We neglected another stakeholder group, though: companies like Facebook, the New York Times, Guardian, BBC and others which started to run onion services in an enterprise environment. The complexities of those environments and the lack of communication in this area led to potential security issues like the one core contributor Alec Muffett recently reported. As a consequence of that we just started to reach out to enterprises we know are running onion services and provide them with help for running those onion services securely. We have a group, called “onion-advisors,” where all of those efforts are coordinated to avoid making this mistake again in the future.

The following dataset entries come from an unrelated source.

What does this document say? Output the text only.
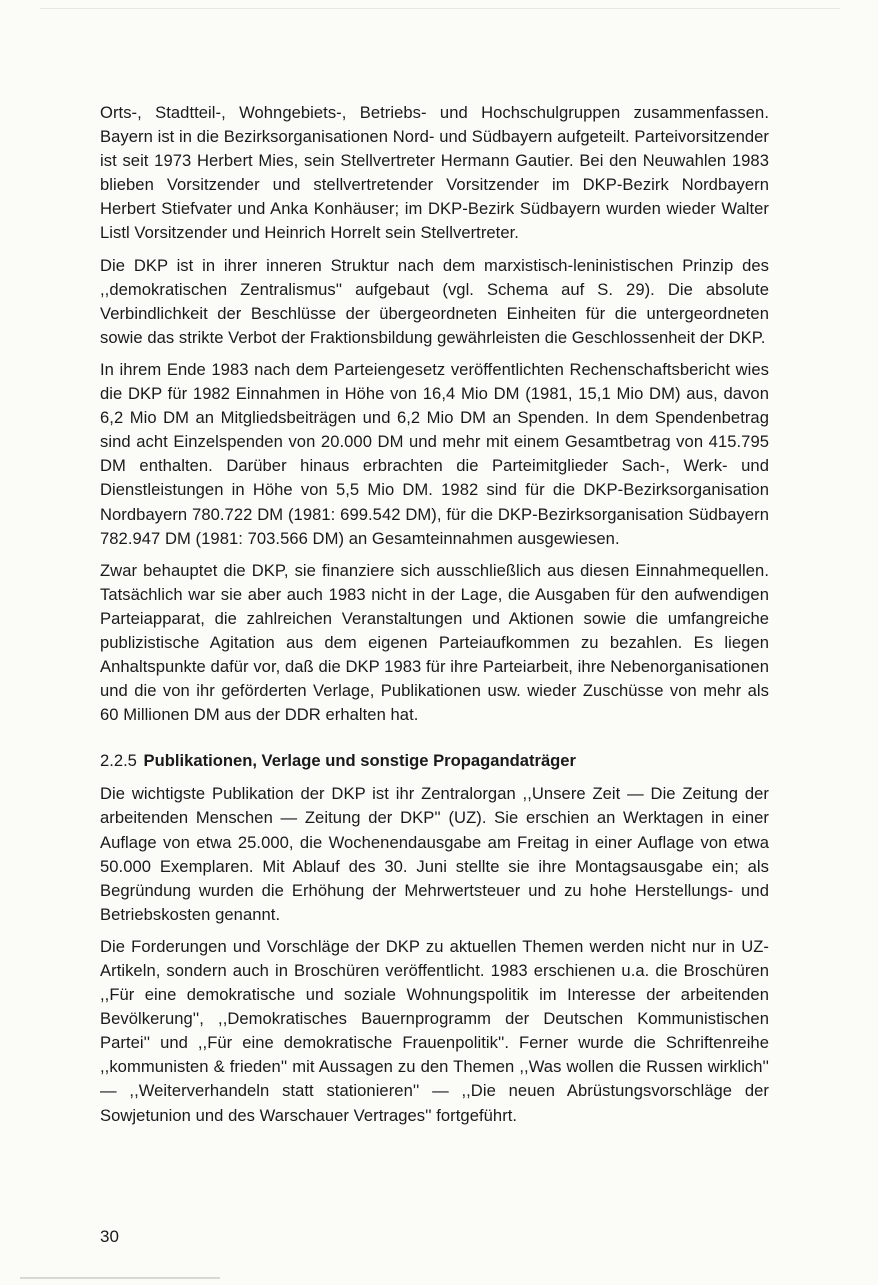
Orts-, Stadtteil-, Wohngebiets-, Betriebs- und Hochschulgruppen zusammenfassen. Bayern ist in die Bezirksorganisationen Nord- und Südbayern aufgeteilt. Parteivorsitzender ist seit 1973 Herbert Mies, sein Stellvertreter Hermann Gautier. Bei den Neuwahlen 1983 blieben Vorsitzender und stellvertretender Vorsitzender im DKP-Bezirk Nordbayern Herbert Stiefvater und Anka Konhäuser; im DKP-Bezirk Südbayern wurden wieder Walter Listl Vorsitzender und Heinrich Horrelt sein Stellvertreter.

Die DKP ist in ihrer inneren Struktur nach dem marxistisch-leninistischen Prinzip des ,,demokratischen Zentralismus'' aufgebaut (vgl. Schema auf S. 29). Die absolute Verbindlichkeit der Beschlüsse der übergeordneten Einheiten für die untergeordneten sowie das strikte Verbot der Fraktionsbildung gewährleisten die Geschlossenheit der DKP.

In ihrem Ende 1983 nach dem Parteiengesetz veröffentlichten Rechenschaftsbericht wies die DKP für 1982 Einnahmen in Höhe von 16,4 Mio DM (1981, 15,1 Mio DM) aus, davon 6,2 Mio DM an Mitgliedsbeiträgen und 6,2 Mio DM an Spenden. In dem Spendenbetrag sind acht Einzelspenden von 20.000 DM und mehr mit einem Gesamtbetrag von 415.795 DM enthalten. Darüber hinaus erbrachten die Parteimitglieder Sach-, Werk- und Dienstleistungen in Höhe von 5,5 Mio DM. 1982 sind für die DKP-Bezirksorganisation Nordbayern 780.722 DM (1981: 699.542 DM), für die DKP-Bezirksorganisation Südbayern 782.947 DM (1981: 703.566 DM) an Gesamteinnahmen ausgewiesen.

Zwar behauptet die DKP, sie finanziere sich ausschließlich aus diesen Einnahmequellen. Tatsächlich war sie aber auch 1983 nicht in der Lage, die Ausgaben für den aufwendigen Parteiapparat, die zahlreichen Veranstaltungen und Aktionen sowie die umfangreiche publizistische Agitation aus dem eigenen Parteiaufkommen zu bezahlen. Es liegen Anhaltspunkte dafür vor, daß die DKP 1983 für ihre Parteiarbeit, ihre Nebenorganisationen und die von ihr geförderten Verlage, Publikationen usw. wieder Zuschüsse von mehr als 60 Millionen DM aus der DDR erhalten hat.

2.2.5 Publikationen, Verlage und sonstige Propagandaträger

Die wichtigste Publikation der DKP ist ihr Zentralorgan ,,Unsere Zeit — Die Zeitung der arbeitenden Menschen — Zeitung der DKP'' (UZ). Sie erschien an Werktagen in einer Auflage von etwa 25.000, die Wochenendausgabe am Freitag in einer Auflage von etwa 50.000 Exemplaren. Mit Ablauf des 30. Juni stellte sie ihre Montagsausgabe ein; als Begründung wurden die Erhöhung der Mehrwertsteuer und zu hohe Herstellungs- und Betriebskosten genannt.

Die Forderungen und Vorschläge der DKP zu aktuellen Themen werden nicht nur in UZ-Artikeln, sondern auch in Broschüren veröffentlicht. 1983 erschienen u.a. die Broschüren ,,Für eine demokratische und soziale Wohnungspolitik im Interesse der arbeitenden Bevölkerung'', ,,Demokratisches Bauernprogramm der Deutschen Kommunistischen Partei'' und ,,Für eine demokratische Frauenpolitik''. Ferner wurde die Schriftenreihe ,,kommunisten & frieden'' mit Aussagen zu den Themen ,,Was wollen die Russen wirklich'' — ,,Weiterverhandeln statt stationieren'' — ,,Die neuen Abrüstungsvorschläge der Sowjetunion und des Warschauer Vertrages'' fortgeführt.

30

What is the future of Tor Browser and Onion Services?

We are going to continue supporting onion services in Tor Browser, both with and without certificates acquired by the onion service owner, and are continuing the trend of enhancing their usability as well. We hope campaigns like #MoreOnionsPorfavor will help increase awareness of onion services and adoption by small and large web sites. As part of these campaigns we will emphasize the importance of deploying onion services that are secure end-to-end so Tor Browser doesn’t make a wrong assumption about which data should be sent over HTTP onion connections. We’re also currently improving our documentation for onion service operators and making clear Tor Browser’s expectations of web sites.
The future of TLS support for onion services is very encouraging. In March of this year, the CA/Browser Forum approved an amendment to the domain validation (DV) TLS certificate baseline requirements which now allows certificate authorities (CAs) to issue certificates containing v3 .onion addresses. This means, in the not-too-distant-future, a CA like Let’s Encrypt can issue a certificate for an onion service and Tor Browser will “just work.” In addition, for onion services that do not want to rely on certificate authorities, we are exploring alternative designs like Same Origin Onion Certificate for inclusion in Tor Browser.
While getting TLS support for onion services is important, making sure onion sites without any TLS certificate continue to get a good user experience will remain one of our priorities in the foreseeable future. After all, onion services by themselves already provide the security benefits (and more) TLS is meant to give to users in most of the cases. Additionally, there remains the idea to explore that onion routing is actually the successor of TLS security-wise. We should not give up on that easily by solely jumping on the TLS + .onion train.
There are many different scenarios possible for onion service deployment and the role browsers in general and Tor Browser in particular will play in that. Our experimenting so far seems to indicate that the changes in Tor Browser have been worth it even though deploying onion services securely has not always been easy in this fast-moving area. Where we will end up we don’t know. The only thing we can say with certainty is that this part of Tor and Tor Browser is still evolving and we are continuing to push the boundaries of a secure, private, safe, and usable web for everyone. Please watch for future improvements in Tor and Tor Browser, and please deploy secure onion services.